Catatan Sarasehan DKD Kebumen
Tema
revitalisasi fungsi Dewan Kesenian Kebumen menjadi perbincangan hangat pada
Jum’at (14/10) di aula Dinas Pariwisata.
Sekitar 20-an pegiat seni daerah dari berbagai bidang seni ini berkumpul. Acara
yang dihadiri pula oleh Ketua DKD (Dewan Kesenian Daerah) Kebumen, Basuki
Hendro Prayitno, dibuka pada jam 14.08 wib oleh pegiat teater Pitra Suwita.

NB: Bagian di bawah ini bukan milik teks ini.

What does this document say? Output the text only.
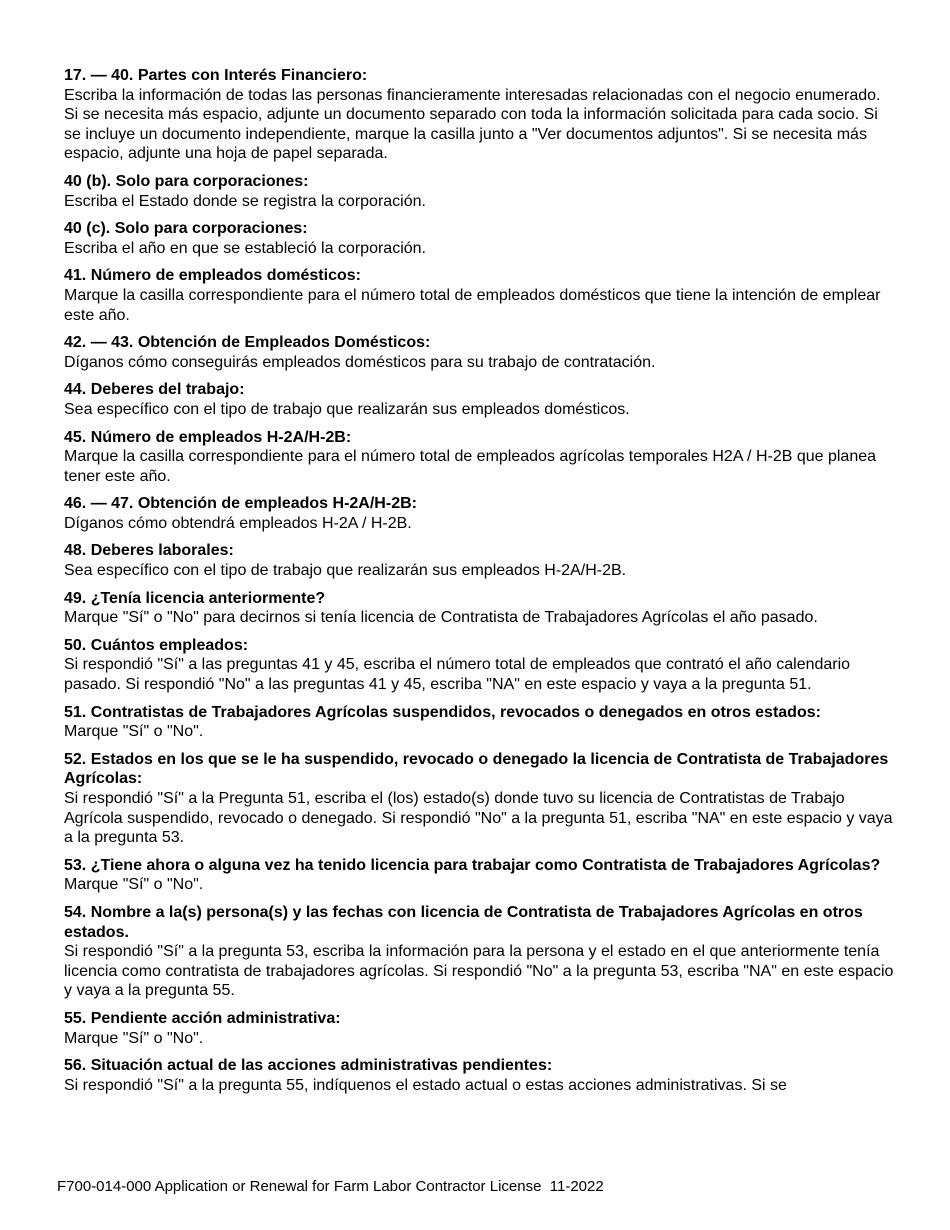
17. — 40. Partes con Interés Financiero:

Escriba la información de todas las personas financieramente interesadas relacionadas con el negocio enumerado. Si se necesita más espacio, adjunte un documento separado con toda la información solicitada para cada socio. Si se incluye un documento independiente, marque la casilla junto a "Ver documentos adjuntos". Si se necesita más espacio, adjunte una hoja de papel separada.

40 (b). Solo para corporaciones:

Escriba el Estado donde se registra la corporación.

40 (c). Solo para corporaciones:

Escriba el año en que se estableció la corporación.

41. Número de empleados domésticos:

Marque la casilla correspondiente para el número total de empleados domésticos que tiene la intención de emplear este año.

42. — 43. Obtención de Empleados Domésticos:

Díganos cómo conseguirás empleados domésticos para su trabajo de contratación.

44. Deberes del trabajo:

Sea específico con el tipo de trabajo que realizarán sus empleados domésticos.

45. Número de empleados H-2A/H-2B:

Marque la casilla correspondiente para el número total de empleados agrícolas temporales H2A / H-2B que planea tener este año.

46. — 47. Obtención de empleados H-2A/H-2B:

Díganos cómo obtendrá empleados H-2A / H-2B.

48. Deberes laborales:

Sea específico con el tipo de trabajo que realizarán sus empleados H-2A/H-2B.

49. ¿Tenía licencia anteriormente?

Marque "Sí" o "No" para decirnos si tenía licencia de Contratista de Trabajadores Agrícolas el año pasado.

50. Cuántos empleados:

Si respondió "Sí" a las preguntas 41 y 45, escriba el número total de empleados que contrató el año calendario pasado. Si respondió "No" a las preguntas 41 y 45, escriba "NA" en este espacio y vaya a la pregunta 51.

51. Contratistas de Trabajadores Agrícolas suspendidos, revocados o denegados en otros estados:

Marque "Sí" o "No".

52. Estados en los que se le ha suspendido, revocado o denegado la licencia de Contratista de Trabajadores Agrícolas:

Si respondió "Sí" a la Pregunta 51, escriba el (los) estado(s) donde tuvo su licencia de Contratistas de Trabajo Agrícola suspendido, revocado o denegado. Si respondió "No" a la pregunta 51, escriba "NA" en este espacio y vaya a la pregunta 53.

53. ¿Tiene ahora o alguna vez ha tenido licencia para trabajar como Contratista de Trabajadores Agrícolas?

Marque "Sí" o "No".

54. Nombre a la(s) persona(s) y las fechas con licencia de Contratista de Trabajadores Agrícolas en otros estados.

Si respondió "Sí" a la pregunta 53, escriba la información para la persona y el estado en el que anteriormente tenía licencia como contratista de trabajadores agrícolas. Si respondió "No" a la pregunta 53, escriba "NA" en este espacio y vaya a la pregunta 55.

55. Pendiente acción administrativa:

Marque "Sí" o "No".

56. Situación actual de las acciones administrativas pendientes:

Si respondió "Sí" a la pregunta 55, indíquenos el estado actual o estas acciones administrativas. Si se

F700-014-000 Application or Renewal for Farm Labor Contractor License  11-2022
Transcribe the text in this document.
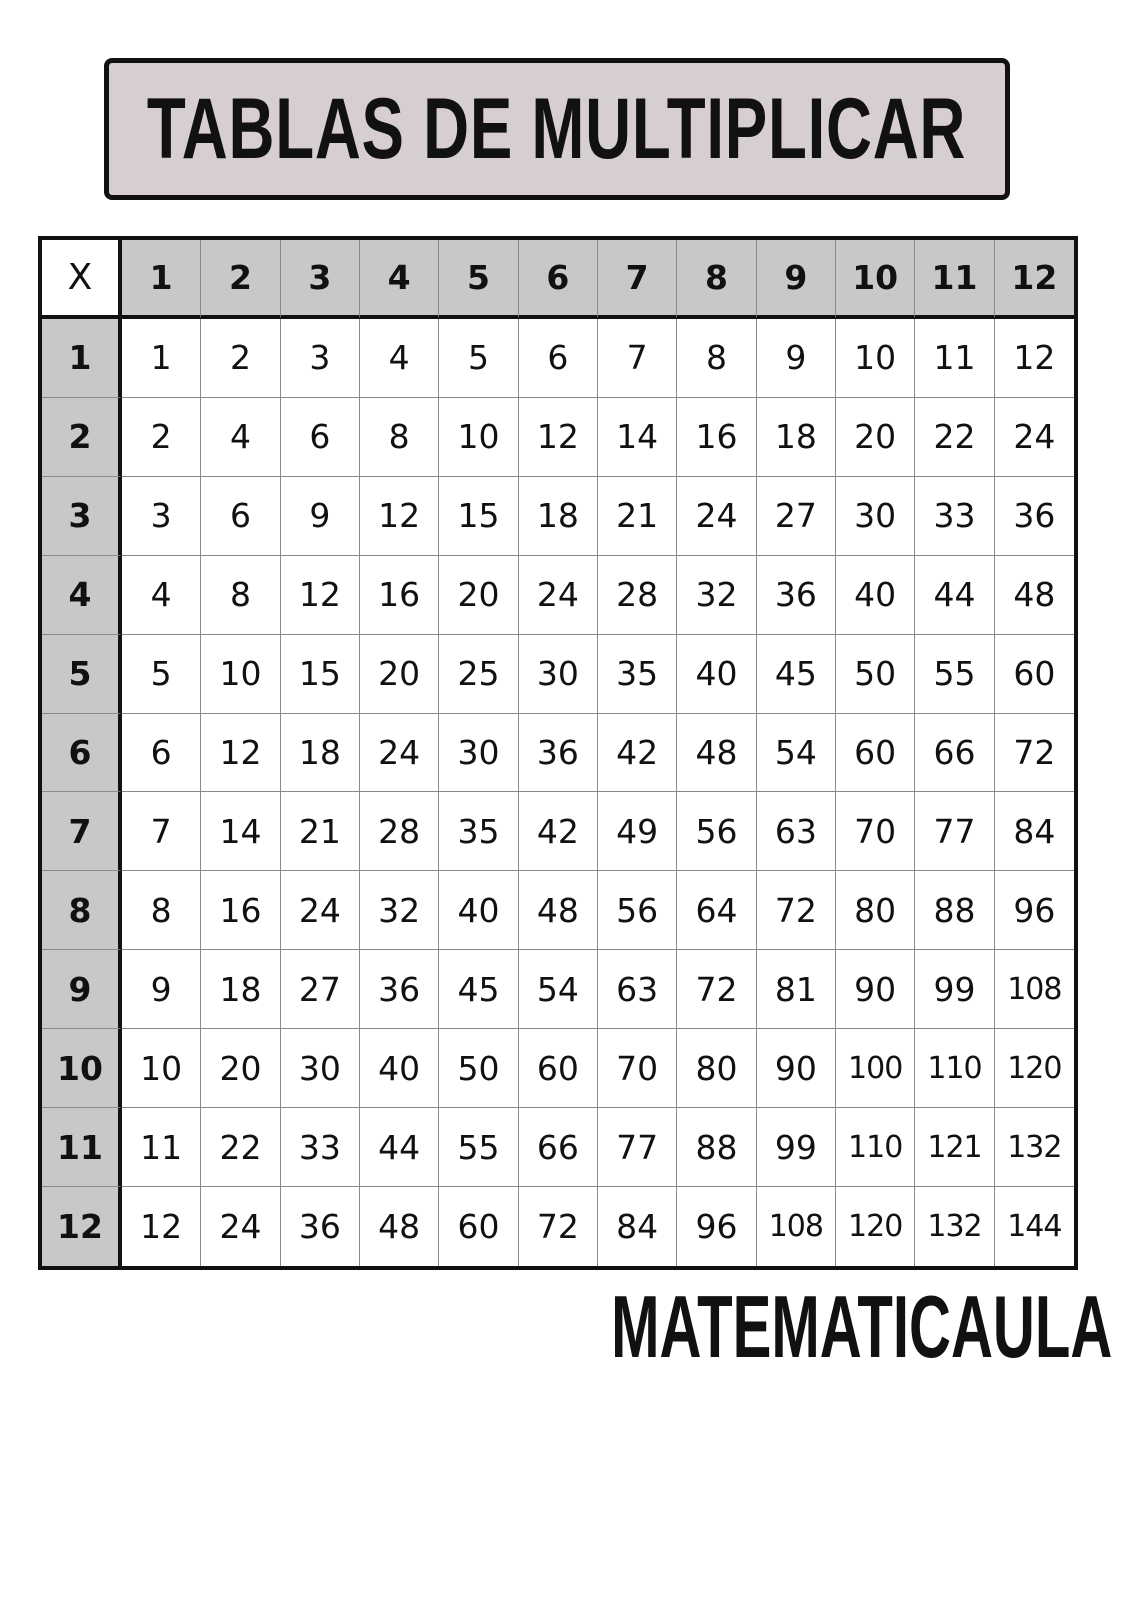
TABLAS DE MULTIPLICAR
X	1	2	3	4	5	6	7	8	9	10	11	12
1	1	2	3	4	5	6	7	8	9	10	11	12
2	2	4	6	8	10	12	14	16	18	20	22	24
3	3	6	9	12	15	18	21	24	27	30	33	36
4	4	8	12	16	20	24	28	32	36	40	44	48
5	5	10	15	20	25	30	35	40	45	50	55	60
6	6	12	18	24	30	36	42	48	54	60	66	72
7	7	14	21	28	35	42	49	56	63	70	77	84
8	8	16	24	32	40	48	56	64	72	80	88	96
9	9	18	27	36	45	54	63	72	81	90	99	108
10	10	20	30	40	50	60	70	80	90	100 110 120
11	11	22	33	44	55	66	77	88	99	110 121 132
12	12	24	36	48	60	72	84	96	108 120 132 144
MATEMATICAULA
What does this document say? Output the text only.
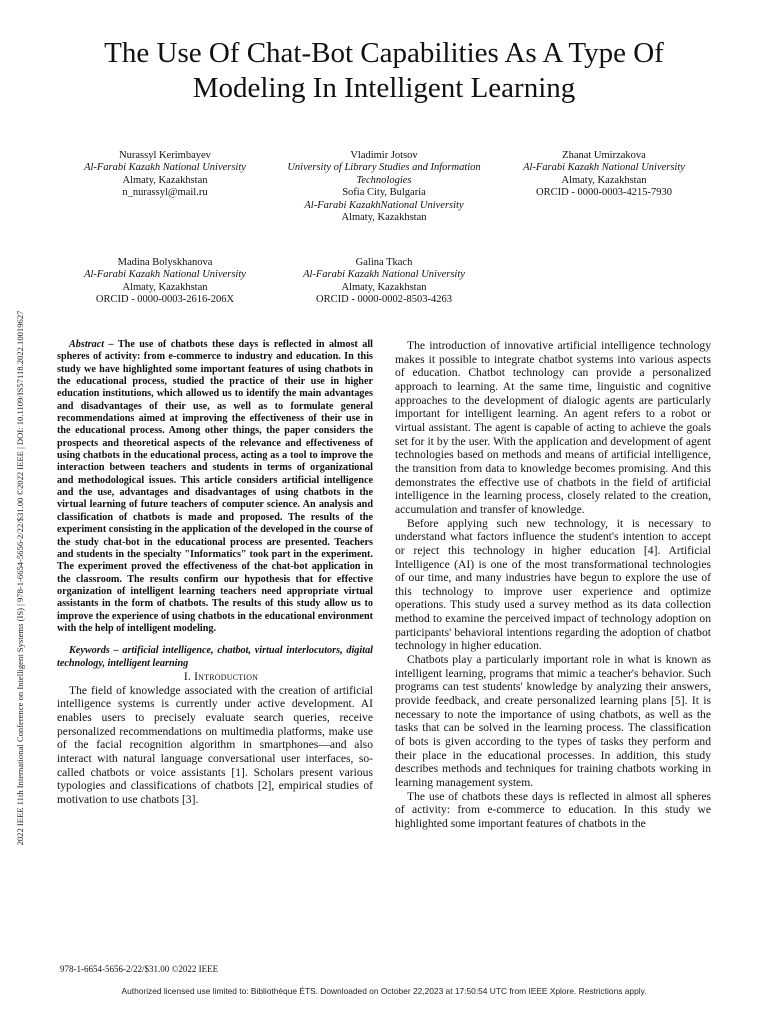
2022 IEEE 11th International Conference on Intelligent Systems (IS) | 978-1-6654-5656-2/22/$31.00 ©2022 IEEE | DOI: 10.1109/IS57118.2022.10019627
The Use Of Chat-Bot Capabilities As A Type Of
Modeling In Intelligent Learning
Nurassyl Kerimbayev
Al-Farabi Kazakh National University
Almaty, Kazakhstan
n_nurassyl@mail.ru
Vladimir Jotsov
University of Library Studies and Information
Technologies
Sofia City, Bulgaria
Al-Farabi KazakhNational University
Almaty, Kazakhstan
Zhanat Umirzakova
Al-Farabi Kazakh National University
Almaty, Kazakhstan
ORCID - 0000-0003-4215-7930
Madina Bolyskhanova
Al-Farabi Kazakh National University
Almaty, Kazakhstan
ORCID - 0000-0003-2616-206X
Galina Tkach
Al-Farabi Kazakh National University
Almaty, Kazakhstan
ORCID - 0000-0002-8503-4263

Abstract – The use of chatbots these days is reflected in almost all spheres of activity: from e-commerce to industry and education. In this study we have highlighted some important features of using chatbots in the educational process, studied the practice of their use in higher education institutions, which allowed us to identify the main advantages and disadvantages of their use, as well as to formulate general recommendations aimed at improving the effectiveness of their use in the educational process. Among other things, the paper considers the prospects and theoretical aspects of the relevance and effectiveness of using chatbots in the educational process, acting as a tool to improve the interaction between teachers and students in terms of organizational and methodological issues. This article considers artificial intelligence and the use, advantages and disadvantages of using chatbots in the virtual learning of future teachers of computer science. An analysis and classification of chatbots is made and proposed. The results of the experiment consisting in the application of the developed in the course of the study chat-bot in the educational process are presented. Teachers and students in the specialty "Informatics" took part in the experiment. The experiment proved the effectiveness of the chat-bot application in the classroom. The results confirm our hypothesis that for effective organization of intelligent learning teachers need appropriate virtual assistants in the form of chatbots. The results of this study allow us to improve the experience of using chatbots in the educational environment with the help of intelligent modeling.

Keywords – artificial intelligence, chatbot, virtual interlocutors, digital technology, intelligent learning

I. Introduction

The field of knowledge associated with the creation of artificial intelligence systems is currently under active development. AI enables users to precisely evaluate search queries, receive personalized recommendations on multimedia platforms, make use of the facial recognition algorithm in smartphones—and also interact with natural language conversational user interfaces, so-called chatbots or voice assistants [1]. Scholars present various typologies and classifications of chatbots [2], empirical studies of motivation to use chatbots [3].

The introduction of innovative artificial intelligence technology makes it possible to integrate chatbot systems into various aspects of education. Chatbot technology can provide a personalized approach to learning. At the same time, linguistic and cognitive approaches to the development of dialogic agents are particularly important for intelligent learning. An agent refers to a robot or virtual assistant. The agent is capable of acting to achieve the goals set for it by the user. With the application and development of agent technologies based on methods and means of artificial intelligence, the transition from data to knowledge becomes promising. And this demonstrates the effective use of chatbots in the field of artificial intelligence in the learning process, closely related to the creation, accumulation and transfer of knowledge.

Before applying such new technology, it is necessary to understand what factors influence the student's intention to accept or reject this technology in higher education [4]. Artificial Intelligence (AI) is one of the most transformational technologies of our time, and many industries have begun to explore the use of this technology to improve user experience and optimize operations. This study used a survey method as its data collection method to examine the perceived impact of technology adoption on participants' behavioral intentions regarding the adoption of chatbot technology in higher education.

Chatbots play a particularly important role in what is known as intelligent learning, programs that mimic a teacher's behavior. Such programs can test students' knowledge by analyzing their answers, provide feedback, and create personalized learning plans [5]. It is necessary to note the importance of using chatbots, as well as the tasks that can be solved in the learning process. The classification of bots is given according to the types of tasks they perform and their place in the educational processes. In addition, this study describes methods and techniques for training chatbots working in learning management system.

The use of chatbots these days is reflected in almost all spheres of activity: from e-commerce to education. In this study we highlighted some important features of chatbots in the

978-1-6654-5656-2/22/$31.00 ©2022 IEEE
Authorized licensed use limited to: Bibliothèque ÉTS. Downloaded on October 22,2023 at 17:50:54 UTC from IEEE Xplore. Restrictions apply.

Sedangkan pemandu sarasehan diampu Pekik Sat Siswonirmolo dari SRMB. Dan waktu
3 jam seperti tak cukup untuk acara sarasehan
yang berubah mirip wahana curhat
para seniman terutama bagi para pegiat seni tradisi yang rata-rata berusia
paruh baya.
Harapan
bahwa pemerintah harus memberikan perhatian pada kehidupan berkesenian di
daerah ini begitu menguat kemunculannya. Sarasehan yang semula dipersiapkan
untuk sharing pemikiran dan ide-ide para pegiat seni, pun jadi lebih mereview
perjalanan kepengurusan DKD yang dinilai mandek. Menguatnya harapan yang lebih
menyandarkan pada peran dan fungsi DKD ini bahkan membuat sang moderator tak
bisa berbuat banyak. Secara struktural DKD telah dipandang semata sebagai
manifestasi pemerintah yang harus memberikan perhatian lebih pada aspek
“pembinaan” dan pengembangan berkesenian di Kebumen.
Perhatian
yang dituntut dari para pegiat seni, terutama kalangan seniman tradisi pun jadi
bermacam bentuknya. Mulai dari aspek legalitas kelembagaan DKD, support
pendanaan dan sarana infrastruktur seperti Taman Budaya atau Gedung Kesenian yang
memang belum dimiliki daerah ini.
Memahami Persoalan Mengatasi Kemandekan
Beberapa
seniman muda justru mengemukakan pemikiran yang lebih mengarah pada
kemandirian. Tanpa memungkiri kebutuhan tersedianya pusat aktivitas seperti
Gedung Kesenian, sehingga dapat mengurangi problem-problem berkesenian. Namun ada yang lebih substansial menyoroti pentingnya komunikasi lintas bidang dan bagaimana menumbuhkan semangat kolektivisme; sebelum berfikir untuk "re-organisasi" kelembagaan. Beberapa pegiat seni justru menguatkan fakta empiris bahwa ada atau tidak ada dukungan pemerintah, proses berkesenian tetap lah jalan.
Urgensi memahami persoalan dalam kesepahaman bersama, justru lebih penting sebelum berfikir untuk membentuk kembali DKD. Karena jika tidak, maka akan terjebak kembali pada lubang yang sama.